Nautilus, Inc. reported a third-quarter loss from continuing operations of $35.4 million, or $1.15 a share, including a non-cash charge to record a deferred tax asset valuation allowance of $26.8 million, or 87 cents a share, as well as restructuring and other charges of $8.2 million, or 17 cents. Net sales plunged 18.7% to $93.7 million from $115.3 million.

In the third quarter of 2007, the company reported a loss from continuing operations of $14.4 million, or 46 cents per share, including charges of $7.1 million, or 15 cents, related to a large bad debt and severance costs.

Excluding restructuring and other charges and reflecting the recording of a tax asset valuation allowance as if required in both periods, the company’s adjusted loss from continuing operations before income taxes was $5.5 million, or $0.18 per share after tax, for the quarter ended September 30, compared with $17.2 million, or 54 cents per share after tax, in the corresponding period last year. The recording of a tax asset valuation allowance will substantially eliminate tax benefit in a period of losses but similarly will substantially eliminate tax expense upon a return to profitability. Accordingly, the company will record minimal income tax expense or benefit in future periods until the valuation allowance is fully utilized or reversed.

Results from continuing operations exclude the company's former Pearl Izumi apparel business, which was sold in April 2008 and is considered a discontinued operation.

By business unit, direct sales tumbled 34.2% to $38.7 million from $58.8 million. Retail sales were flat at $26.37 million. Commercial sales were down 4.6% to $28.4 million. Royalties were ahead 2.8% to $335,000.

Nautilus said the net sales decline in the direct business was primarily due to the weak consumer and tight credit environments. The decline in the commercial business was primarily due to the suspension of sales of the Commercial TreadClimber.

Operating expenses declined by approximately $23.5 million in the third quarter 2008 compared to the same period last year. In 2007, the company incurred a $4.8 million bad debt write off due to a customer bankruptcy. Adjusted for lower sales volumes, operating expense reductions under the company’s restructuring plan were $11.5 million in the quarter compared with reductions of $8.5 million projected at the time of the Company’s second quarter earnings release.
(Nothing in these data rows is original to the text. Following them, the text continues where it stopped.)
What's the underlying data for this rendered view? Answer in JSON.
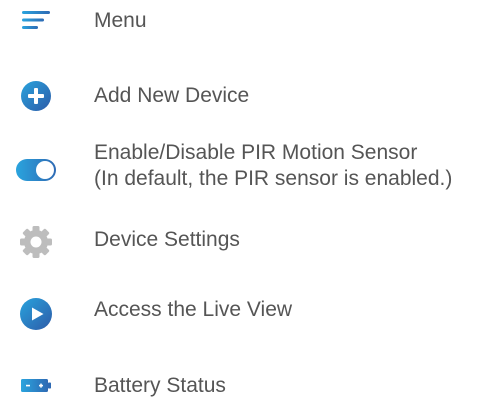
{
  "menu": {
    "items": [
      {
        "id": "menu",
        "label": "Menu",
        "icon": "hamburger-menu-icon"
      },
      {
        "id": "add",
        "label": "Add New Device",
        "icon": "plus-circle-icon"
      },
      {
        "id": "pir",
        "label_line1": "Enable/Disable PIR Motion Sensor",
        "label_line2": "(In default, the PIR sensor is enabled.)",
        "icon": "toggle-switch-icon"
      },
      {
        "id": "settings",
        "label": "Device Settings",
        "icon": "gear-icon"
      },
      {
        "id": "live",
        "label": "Access the Live View",
        "icon": "play-circle-icon"
      },
      {
        "id": "battery",
        "label": "Battery Status",
        "icon": "battery-icon"
      }
    ]
  },
  "colors": {
    "accent_blue": "#1e88c8",
    "accent_blue_dark": "#2e62b0",
    "gear_gray": "#bdbdbd",
    "text_gray": "#555555"
  }
}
As of September 30, the company had a debt (net of cash) position of $3.2 million compared to net cash of $4.0 million at June 30, 2008 and net debt of approximately $71 million at December 31, 2007.
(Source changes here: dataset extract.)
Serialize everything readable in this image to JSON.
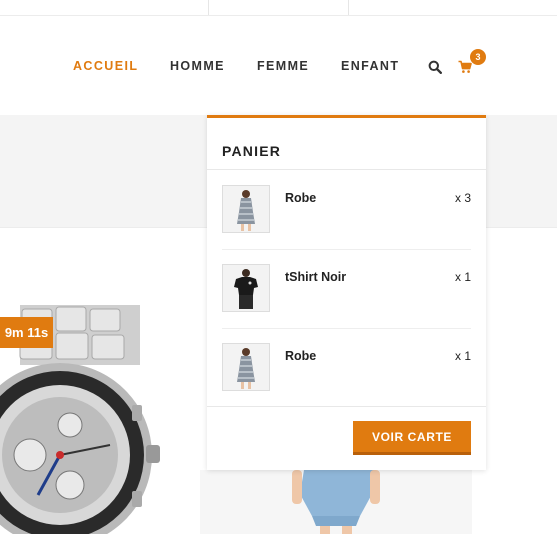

Edward Bramson, chairman and CEO of Nautilus, Inc., stated, “We are continuing with our previously announced turnaround and restructuring efforts with particular focus on strengthening the balance sheet and improving liquidity. We are pleased that cost reductions achieved during the quarter have been significantly better than originally anticipated. However, the decrease in sales, primarily due to the challenging economic environment, offset our expense reductions for the quarter. The renewed strategic focus on product development and improving the effectiveness of our advertising to restore the company to growth is progressing as scheduled.”
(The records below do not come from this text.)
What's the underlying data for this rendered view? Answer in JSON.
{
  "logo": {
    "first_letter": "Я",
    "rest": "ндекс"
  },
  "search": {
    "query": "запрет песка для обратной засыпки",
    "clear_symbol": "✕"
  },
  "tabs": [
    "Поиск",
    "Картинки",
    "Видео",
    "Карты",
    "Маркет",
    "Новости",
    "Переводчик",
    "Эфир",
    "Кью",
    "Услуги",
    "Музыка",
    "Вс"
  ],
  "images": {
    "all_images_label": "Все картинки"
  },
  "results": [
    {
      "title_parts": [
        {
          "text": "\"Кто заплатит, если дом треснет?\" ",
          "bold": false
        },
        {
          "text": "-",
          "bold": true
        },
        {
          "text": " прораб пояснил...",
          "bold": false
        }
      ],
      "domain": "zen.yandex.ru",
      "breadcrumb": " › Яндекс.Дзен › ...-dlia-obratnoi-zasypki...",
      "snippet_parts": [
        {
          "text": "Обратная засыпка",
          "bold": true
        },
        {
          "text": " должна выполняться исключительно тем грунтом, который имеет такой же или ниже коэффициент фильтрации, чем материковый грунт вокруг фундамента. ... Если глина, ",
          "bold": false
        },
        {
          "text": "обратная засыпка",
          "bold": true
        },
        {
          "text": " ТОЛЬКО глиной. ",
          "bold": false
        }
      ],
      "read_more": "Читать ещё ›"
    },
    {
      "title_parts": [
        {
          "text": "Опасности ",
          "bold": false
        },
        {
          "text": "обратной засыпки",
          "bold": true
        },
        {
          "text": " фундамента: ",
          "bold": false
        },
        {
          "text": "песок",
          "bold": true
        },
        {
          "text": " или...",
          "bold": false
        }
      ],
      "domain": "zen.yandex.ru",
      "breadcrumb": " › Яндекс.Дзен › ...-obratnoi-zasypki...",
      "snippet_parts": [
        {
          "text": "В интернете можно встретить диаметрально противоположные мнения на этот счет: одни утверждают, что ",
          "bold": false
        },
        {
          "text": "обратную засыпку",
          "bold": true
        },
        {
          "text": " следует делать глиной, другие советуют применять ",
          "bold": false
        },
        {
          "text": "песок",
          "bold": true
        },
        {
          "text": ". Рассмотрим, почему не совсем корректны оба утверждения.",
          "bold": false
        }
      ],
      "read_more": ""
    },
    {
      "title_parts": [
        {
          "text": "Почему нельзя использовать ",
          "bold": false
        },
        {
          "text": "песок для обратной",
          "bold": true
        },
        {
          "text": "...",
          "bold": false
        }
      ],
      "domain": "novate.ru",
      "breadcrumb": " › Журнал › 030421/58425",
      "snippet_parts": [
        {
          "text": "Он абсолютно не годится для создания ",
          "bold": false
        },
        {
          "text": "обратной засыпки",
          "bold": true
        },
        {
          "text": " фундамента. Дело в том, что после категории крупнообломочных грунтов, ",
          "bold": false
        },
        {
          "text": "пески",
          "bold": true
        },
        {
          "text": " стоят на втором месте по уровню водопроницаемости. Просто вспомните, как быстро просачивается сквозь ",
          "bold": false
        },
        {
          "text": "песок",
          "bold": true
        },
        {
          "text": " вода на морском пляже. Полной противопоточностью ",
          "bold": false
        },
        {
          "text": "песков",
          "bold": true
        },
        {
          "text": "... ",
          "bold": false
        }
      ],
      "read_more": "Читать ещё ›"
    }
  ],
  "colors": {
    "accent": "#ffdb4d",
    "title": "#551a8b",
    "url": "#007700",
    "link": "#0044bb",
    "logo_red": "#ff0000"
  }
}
“On a separate note, Ken Fish will be assuming the position of chief financial officer for Nautilus effective Nov. 11, 2008. Ken has over 30 years of global experience in finance and operations and has been at Nautilus for over three years, most recently as chief administrative officer and general manager of the Commercial Business. Bill Meadowcroft will be leaving the company. Between now and the end of the year, Bill will be assisting in the transition of finance and support functions to Ken Fish. We would like to thank Bill for his more than eight years of service to Nautilus and for the many important contributions he has made.”